A self-taught musician and enthusiast of the folk movement of the late 1950s, Rapp formed his band Pearls Before Swine in 1965 with his high school friends Wayne Harley, Roger Crissinger, and Lane Lederer.

The group soon landed a recording deal with ESP-Disk Records in New York and released their first album “One Nation Underground” in 1967. However, while the album was a success and the best selling record in the label’s history, Rapp says they never received a dime from the label.

“We never got any money from ESP. Never, not even like a hundred dollars or something.
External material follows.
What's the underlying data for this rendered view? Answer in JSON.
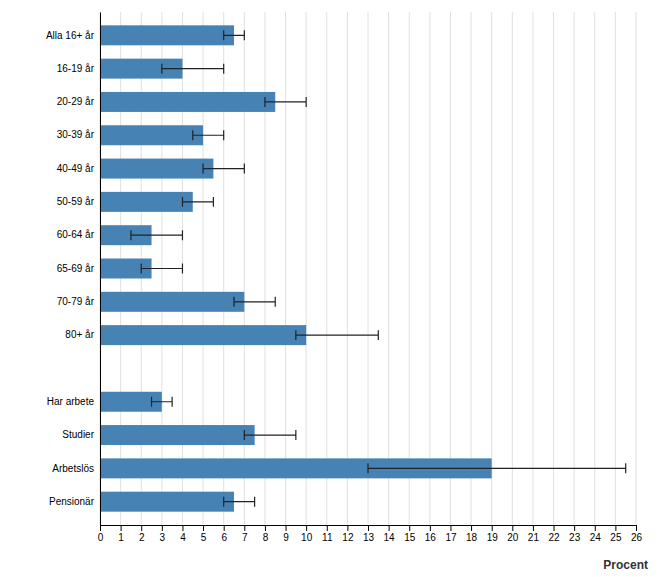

My real sense is that he [label founder Bernard Stollman] was abducted by aliens, and when he was probed it erased his memory of where all the money was,” Rapp told author Jason Weiss for a history of ESP-Disk in 2012.
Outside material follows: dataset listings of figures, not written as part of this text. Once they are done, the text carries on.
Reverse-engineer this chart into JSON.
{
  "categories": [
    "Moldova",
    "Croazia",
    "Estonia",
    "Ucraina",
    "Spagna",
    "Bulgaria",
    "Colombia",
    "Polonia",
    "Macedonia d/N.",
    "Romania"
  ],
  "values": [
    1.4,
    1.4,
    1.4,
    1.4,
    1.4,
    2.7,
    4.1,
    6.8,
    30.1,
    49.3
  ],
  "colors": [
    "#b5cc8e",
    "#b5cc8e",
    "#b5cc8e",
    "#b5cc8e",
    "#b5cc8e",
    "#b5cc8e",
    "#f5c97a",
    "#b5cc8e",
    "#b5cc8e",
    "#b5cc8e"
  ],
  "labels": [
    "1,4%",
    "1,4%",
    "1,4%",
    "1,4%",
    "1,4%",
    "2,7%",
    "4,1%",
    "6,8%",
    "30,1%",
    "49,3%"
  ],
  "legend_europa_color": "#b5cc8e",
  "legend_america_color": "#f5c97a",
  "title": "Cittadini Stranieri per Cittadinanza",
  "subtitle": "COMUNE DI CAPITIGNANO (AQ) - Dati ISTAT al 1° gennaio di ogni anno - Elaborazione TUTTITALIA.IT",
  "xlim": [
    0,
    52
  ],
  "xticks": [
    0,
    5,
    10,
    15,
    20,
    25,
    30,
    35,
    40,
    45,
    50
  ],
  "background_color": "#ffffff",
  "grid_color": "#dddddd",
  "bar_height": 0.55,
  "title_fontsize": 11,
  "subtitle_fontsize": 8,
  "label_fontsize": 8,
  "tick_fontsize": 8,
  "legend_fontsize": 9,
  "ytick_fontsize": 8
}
Despite the lack of payment, Pearls Before Swine released their followup album, the high-concept “Balaklava” through ESP-Disk in 1968 and while the album found similar success, the band still claimed not to see a dime from the label, prompting Rapp, now the only original member of the group still in the band, to part company with the ESP-Disk and sign with Reprise Records.
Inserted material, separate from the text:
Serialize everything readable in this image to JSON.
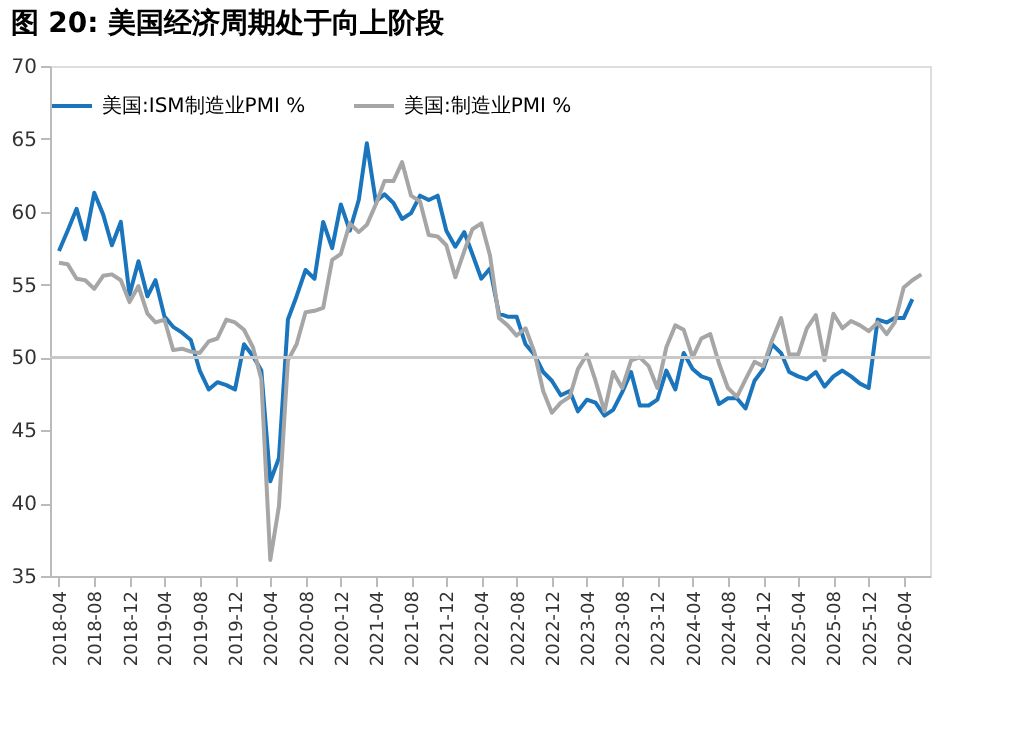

Pearls Before Swine released four additional albums on Reprise, but they were generally more conventional in form and content, and Rapp eventually struck out as a solo artist. While his 1972 album “Familiar Songs” is generally considered his first solo work, it was compiled by Reprise from studio odds and ends and released without Rapp’s knowledge.

Rapp released two additional solo albums on Blue Thumb Records — 1972’s “Stardancer” and 1973’s “Sunforest” and performed as a singer-songwriter without additional recordings until 1976 when he retired from music to pursue a career in law as a civil rights attorney.

In 1997, he returned to the stage at the Terrastock Music Festival in Rhode Island with his son’s band Shy Camp and in 1999, he recorded a new album “A Journal of the Plague Year” on Woronzow Records.

Rapp was married three times, to Elisabeth Joosten; Susan Heim; and, from 1995, Lynn Madison. He had a son, David, from his first marriage.